On Thursday, a federal jury ordered Gilead Sciences Inc to pay Merck & Co $200 million from damages stemming from infringing on two Merck patents that are related to a profitable cure for hepatitis C.

The award in damages is much less, than Merck demanded in its lawsuit, which was $2 billion. On Tuesday, the same San Jose, California jury upheld the patents’ validity, which lies at the center of this dispute over the blockbuster drugs Harvoni and Sovaldi from Gilead.

Together the two medicines had over $20 billion in sales in just the U.S. in 2014 and 2015.

Merck is attempting to catch Gilead, which is the dominant force in the industry for new generation drugs for hepatitis C that are able to cure more than 90% of users with the sickness.

Merck, which this past January won the approval for its own drug for hepatitis C known as Zepatier, is asking as well for a royalty of 10% on sales of Gilead going forward.

This issue will have arguments in another trial that will be non-jury in district court beginning next week.

A spokesperson for Gilead said the company feels Merck should not be entitled to damages and said if the judge keeps the jury’s verdict, Gilead will appeal it.

Merck, in a prepared statements, said they were pleased with the jury’s recognizing of how important patent protections are to the developing of new treatments.

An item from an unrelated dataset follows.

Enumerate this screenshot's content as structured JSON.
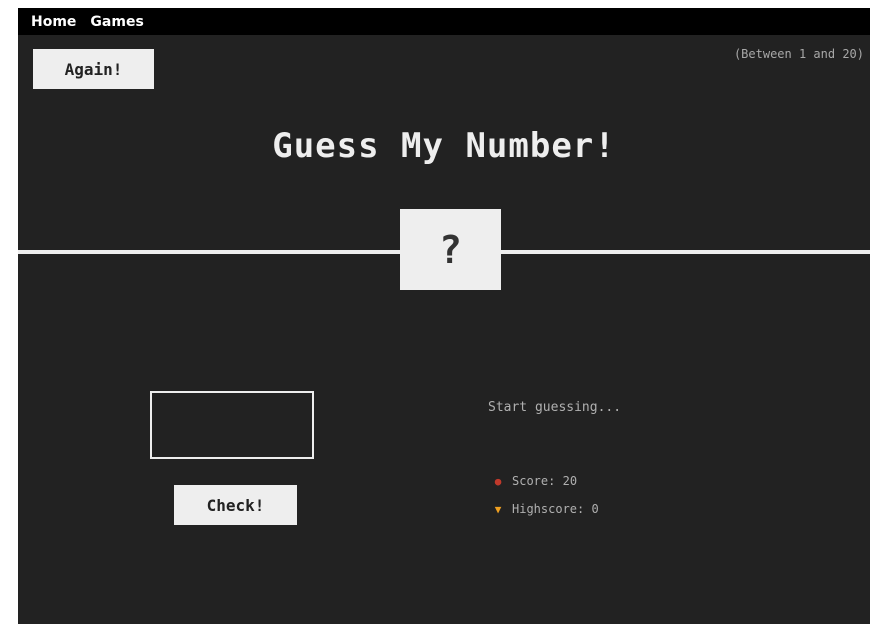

Insurers, patient groups and politicians have denounced the prices for the latest drugs. Harvoni costs $1,125 for each pill prior to any discounts, with a cost of $94,000 for a regimen of just 12 weeks.

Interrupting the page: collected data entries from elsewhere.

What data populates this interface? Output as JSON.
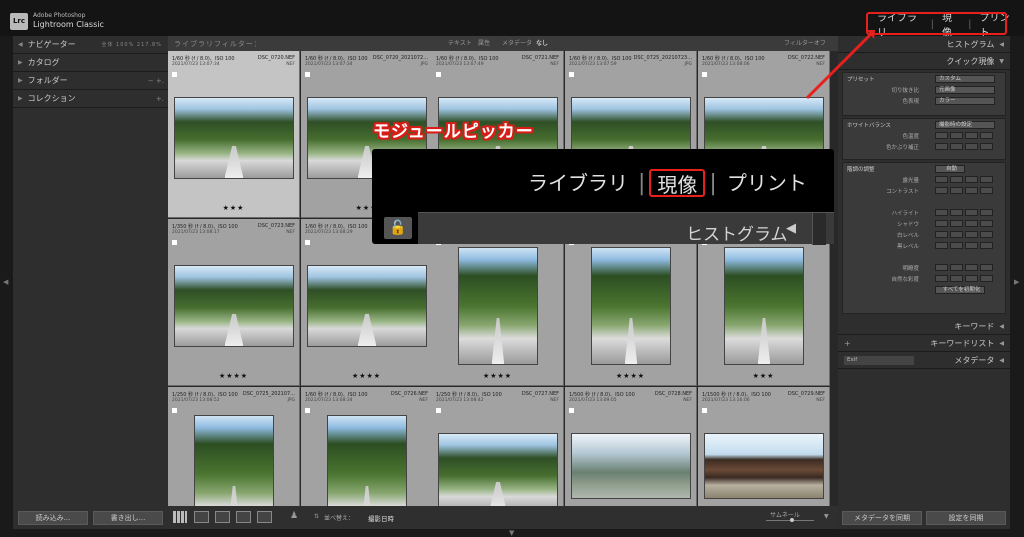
{
  "app": {
    "brand_small": "Adobe Photoshop",
    "brand_name": "Lightroom Classic",
    "logo": "Lrc"
  },
  "modules": [
    "ライブラリ",
    "現像",
    "プリント"
  ],
  "left_panel": {
    "navigator": "ナビゲーター",
    "nav_zoom": "全体   100%   217.8%",
    "catalog": "カタログ",
    "folders": "フォルダー",
    "collections": "コレクション",
    "import_button": "読み込み...",
    "export_button": "書き出し..."
  },
  "filter_bar": {
    "label": "ライブラリフィルター：",
    "options": [
      "テキスト",
      "属性",
      "メタデータ",
      "なし"
    ],
    "filter_off": "フィルターオフ"
  },
  "grid": [
    {
      "info1": "1/60 秒 (f / 8.0)、ISO 100",
      "fname": "DSC_0720.NEF",
      "info2": "2021/07/23 13:07:34",
      "ext": "NEF",
      "stars": "★★★",
      "photo": "land",
      "sel": true
    },
    {
      "info1": "1/60 秒 (f / 8.0)、ISO 100",
      "fname": "DSC_0720_2021072...",
      "info2": "2021/07/23 13:07:34",
      "ext": "JPG",
      "stars": "★★★",
      "photo": "land"
    },
    {
      "info1": "1/60 秒 (f / 8.0)、ISO 100",
      "fname": "DSC_0721.NEF",
      "info2": "2021/07/23 13:07:49",
      "ext": "NEF",
      "stars": "",
      "photo": "land"
    },
    {
      "info1": "1/60 秒 (f / 8.0)、ISO 100",
      "fname": "DSC_0725_20210723...",
      "info2": "2021/07/23 13:07:59",
      "ext": "JPG",
      "stars": "",
      "photo": "land"
    },
    {
      "info1": "1/60 秒 (f / 8.0)、ISO 100",
      "fname": "DSC_0722.NEF",
      "info2": "2021/07/23 13:08:06",
      "ext": "NEF",
      "stars": "",
      "photo": "land"
    },
    {
      "info1": "1/350 秒 (f / 8.0)、ISO 100",
      "fname": "DSC_0723.NEF",
      "info2": "2021/07/23 13:08:17",
      "ext": "NEF",
      "stars": "★★★★",
      "photo": "land"
    },
    {
      "info1": "1/60 秒 (f / 8.0)、ISO 100",
      "fname": "",
      "info2": "2021/07/23 13:08:29",
      "ext": "",
      "stars": "★★★★",
      "photo": "land"
    },
    {
      "info1": "",
      "fname": "",
      "info2": "",
      "ext": "",
      "stars": "★★★★",
      "photo": "port"
    },
    {
      "info1": "",
      "fname": "",
      "info2": "",
      "ext": "",
      "stars": "★★★★",
      "photo": "port"
    },
    {
      "info1": "",
      "fname": "",
      "info2": "",
      "ext": "",
      "stars": "★★★",
      "photo": "port"
    },
    {
      "info1": "1/250 秒 (f / 8.0)、ISO 100",
      "fname": "DSC_0725_202107...",
      "info2": "2021/07/23 13:08:52",
      "ext": "JPG",
      "stars": "",
      "photo": "port"
    },
    {
      "info1": "1/60 秒 (f / 8.0)、ISO 100",
      "fname": "DSC_0726.NEF",
      "info2": "2021/07/23 13:08:34",
      "ext": "NEF",
      "stars": "",
      "photo": "port"
    },
    {
      "info1": "1/250 秒 (f / 8.0)、ISO 100",
      "fname": "DSC_0727.NEF",
      "info2": "2021/07/23 13:08:42",
      "ext": "NEF",
      "stars": "",
      "photo": "land"
    },
    {
      "info1": "1/500 秒 (f / 8.0)、ISO 100",
      "fname": "DSC_0728.NEF",
      "info2": "2021/07/23 13:09:05",
      "ext": "NEF",
      "stars": "",
      "photo": "hazy"
    },
    {
      "info1": "1/1500 秒 (f / 8.0)、ISO 100",
      "fname": "DSC_0729.NEF",
      "info2": "2021/07/23 13:16:06",
      "ext": "NEF",
      "stars": "",
      "photo": "temple"
    }
  ],
  "right_panel": {
    "histogram": "ヒストグラム",
    "quick_develop": "クイック現像",
    "preset_label": "プリセット",
    "preset_value": "カスタム",
    "crop_label": "切り抜き比",
    "crop_value": "元画像",
    "treatment_label": "色表現",
    "treatment_value": "カラー",
    "wb_label": "ホワイトバランス",
    "wb_value": "撮影時の設定",
    "temp": "色温度",
    "tint": "色かぶり補正",
    "tone_label": "階調の調整",
    "auto": "自動",
    "exposure": "露光量",
    "contrast": "コントラスト",
    "highlights": "ハイライト",
    "shadows": "シャドウ",
    "whites": "白レベル",
    "blacks": "黒レベル",
    "clarity": "明瞭度",
    "vibrance": "自然な彩度",
    "reset_all": "すべてを初期化",
    "keywording": "キーワード",
    "keyword_list": "キーワードリスト",
    "metadata": "メタデータ",
    "metadata_preset": "Exif",
    "sync_metadata": "メタデータを同期",
    "sync_settings": "設定を同期"
  },
  "toolbar": {
    "sort_label": "並べ替え：",
    "sort_value": "撮影日時",
    "thumb_label": "サムネール"
  },
  "overlay": {
    "modules": [
      "ライブラリ",
      "現像",
      "プリント"
    ],
    "histogram": "ヒストグラム"
  },
  "callout": "モジュールピッカー",
  "colors": {
    "highlight": "#e8201d",
    "panel": "#2e2e2e",
    "background": "#1a1a1a"
  }
}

Gilead obtained sofosbuvir the drugs’ active ingredient through its acquisition of Pharmasset during 2011. Merck said that Pharmasset had developed the chemical from a patent Merck had filed back in 2002.

At the same time, Gilead said that Merck’s patents came from Pharmasset’s work.

Following Merck’s lawsuit royalties in 2013, the two companies sued one another in California. In February a judge ruled Gilead drugs infringe on patents of Merck.